Paling enak kalo kita bisa naik kelas, dari kelas I ke kelas II. Tapi kalo turun kelas, peristiwa ini jarang terjadi. Yang selalu terjadi peristiwa nggak naik kelas kayak dialami beberapa teman saya waktu di sekolah dulu. Tahu dong yang dimaksud turun kelas? Misalnya dari kelas IV turun ke kelas III. Edannya udah ada di kelas V atau bahkan VI, masih pengen turun ke kelas III.

Senin ini, di Gedung DPR ada konferensi pers yang mengumumkan bahwa Undang-Undang (UU) mengenai Rumah Sakit (RS) sudah disahkan. Tanda udah disahkan adalah, Ketua DPR udah mengetuk palu tanpa UU itu sudah harus dijalankan sesuai Pasal-Pasal yang ada di UU itu.

”Lho apa hubungannya dengan naik kelas turun kelas yang tadi diutaran?”

”Ada dong!”

Menurut Ketua Komisi IX DPR, Ribka Tjiptaning yang saya kutip dari www.detik.com, RS negeri nggak boleh lagi ada klasifikasi kelas.

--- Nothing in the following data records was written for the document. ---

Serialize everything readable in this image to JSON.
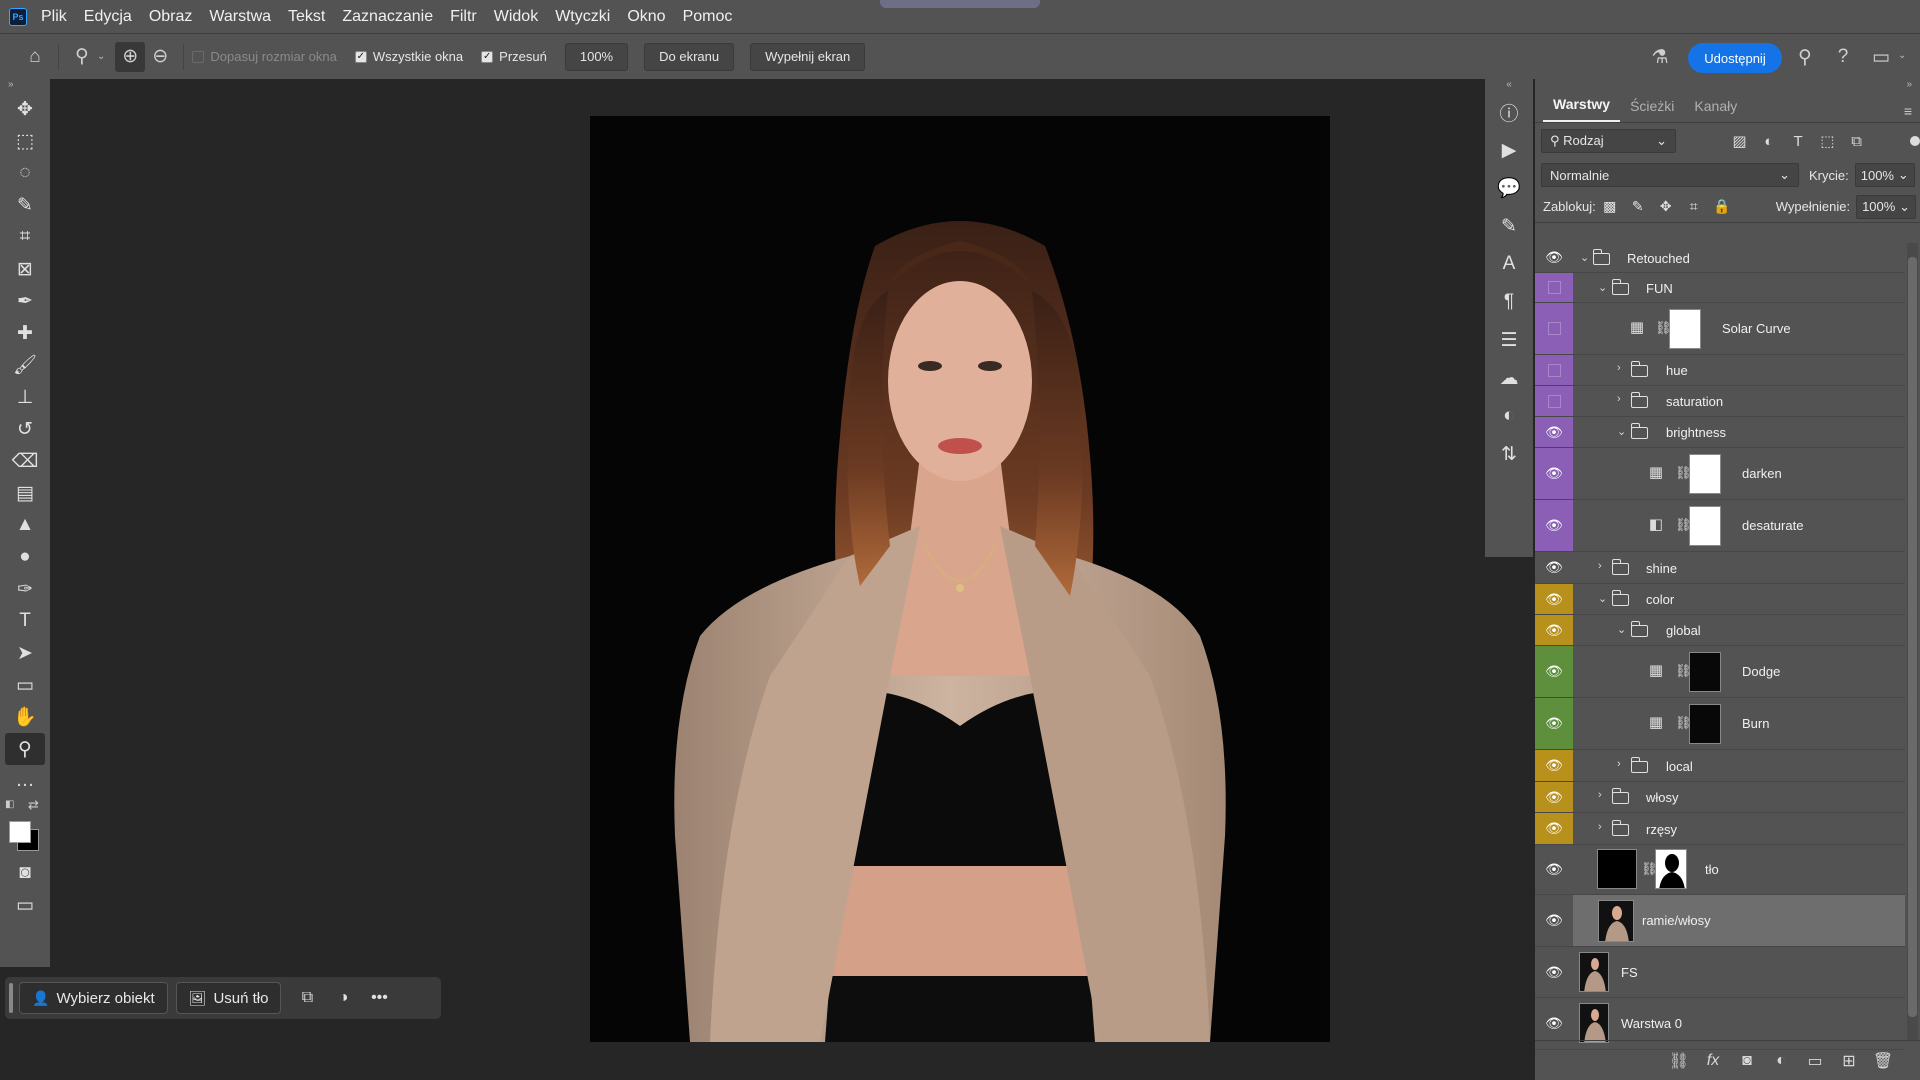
{
  "app": {
    "logo": "Ps"
  },
  "menu": [
    "Plik",
    "Edycja",
    "Obraz",
    "Warstwa",
    "Tekst",
    "Zaznaczanie",
    "Filtr",
    "Widok",
    "Wtyczki",
    "Okno",
    "Pomoc"
  ],
  "options": {
    "fit_window_label": "Dopasuj rozmiar okna",
    "all_windows_label": "Wszystkie okna",
    "scrubby_label": "Przesuń",
    "zoom_value": "100%",
    "fit_screen_label": "Do ekranu",
    "fill_screen_label": "Wypełnij ekran",
    "share_label": "Udostępnij"
  },
  "taskbar": {
    "select_subject": "Wybierz obiekt",
    "remove_bg": "Usuń tło"
  },
  "layers_panel": {
    "tabs": [
      "Warstwy",
      "Ścieżki",
      "Kanały"
    ],
    "filter_kind": "Rodzaj",
    "blend_mode": "Normalnie",
    "opacity_label": "Krycie:",
    "opacity_value": "100%",
    "lock_label": "Zablokuj:",
    "fill_label": "Wypełnienie:",
    "fill_value": "100%",
    "colors": {
      "purple": "#8a5fb5",
      "yellow": "#b8901c",
      "green": "#5e8f3c"
    }
  },
  "layers": [
    {
      "name": "Retouched"
    },
    {
      "name": "FUN"
    },
    {
      "name": "Solar Curve"
    },
    {
      "name": "hue"
    },
    {
      "name": "saturation"
    },
    {
      "name": "brightness"
    },
    {
      "name": "darken"
    },
    {
      "name": "desaturate"
    },
    {
      "name": "shine"
    },
    {
      "name": "color"
    },
    {
      "name": "global"
    },
    {
      "name": "Dodge"
    },
    {
      "name": "Burn"
    },
    {
      "name": "local"
    },
    {
      "name": "włosy"
    },
    {
      "name": "rzęsy"
    },
    {
      "name": "tło"
    },
    {
      "name": "ramie/włosy"
    },
    {
      "name": "FS"
    },
    {
      "name": "Warstwa 0"
    }
  ]
}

Artinya, RS nggak boleh menolak pasien dari kelas manapun, mau pasien kelas I, II, III, IV, atau V, kudu dilayani dengan sepenuh hati, jangan diludahi. Cuih! Cuih! Bahkan kata Ribka yang anggota PDIP itu:

"Untuk RS negeri, harus semuanya kelas III. Tidak boleh ada klasifikasi kelas dalam rumah sakit milik pemerintah. Hal ini penting untuk menepis anggapan selama ini bahwa pelayanan kelas 1 di RSUD selalu yang paling bagus. Semua pasien harus mendapat pelayanan yang sama."

“Tapi pada prakteknya banyak RS negeri yang membuka kelas-kelas, lho...”

"Kalo mau buka kelas harus buka RS swasta sendiri. Tapi nggak boleh menjadi satu di rumah sakit milik pemerintah. Mulai hari ini berangsur-angsur anggaran untuk rumah sakit difokuskan untuk kelas III. Kami harap pemerintah tidak menarik retribusi untuk RS milik pemerintah supaya rumahsakit tidak kejar setoran dan menerapkan tarif kamar semena-mena," papar wanita bersuara besar menggelegar ini.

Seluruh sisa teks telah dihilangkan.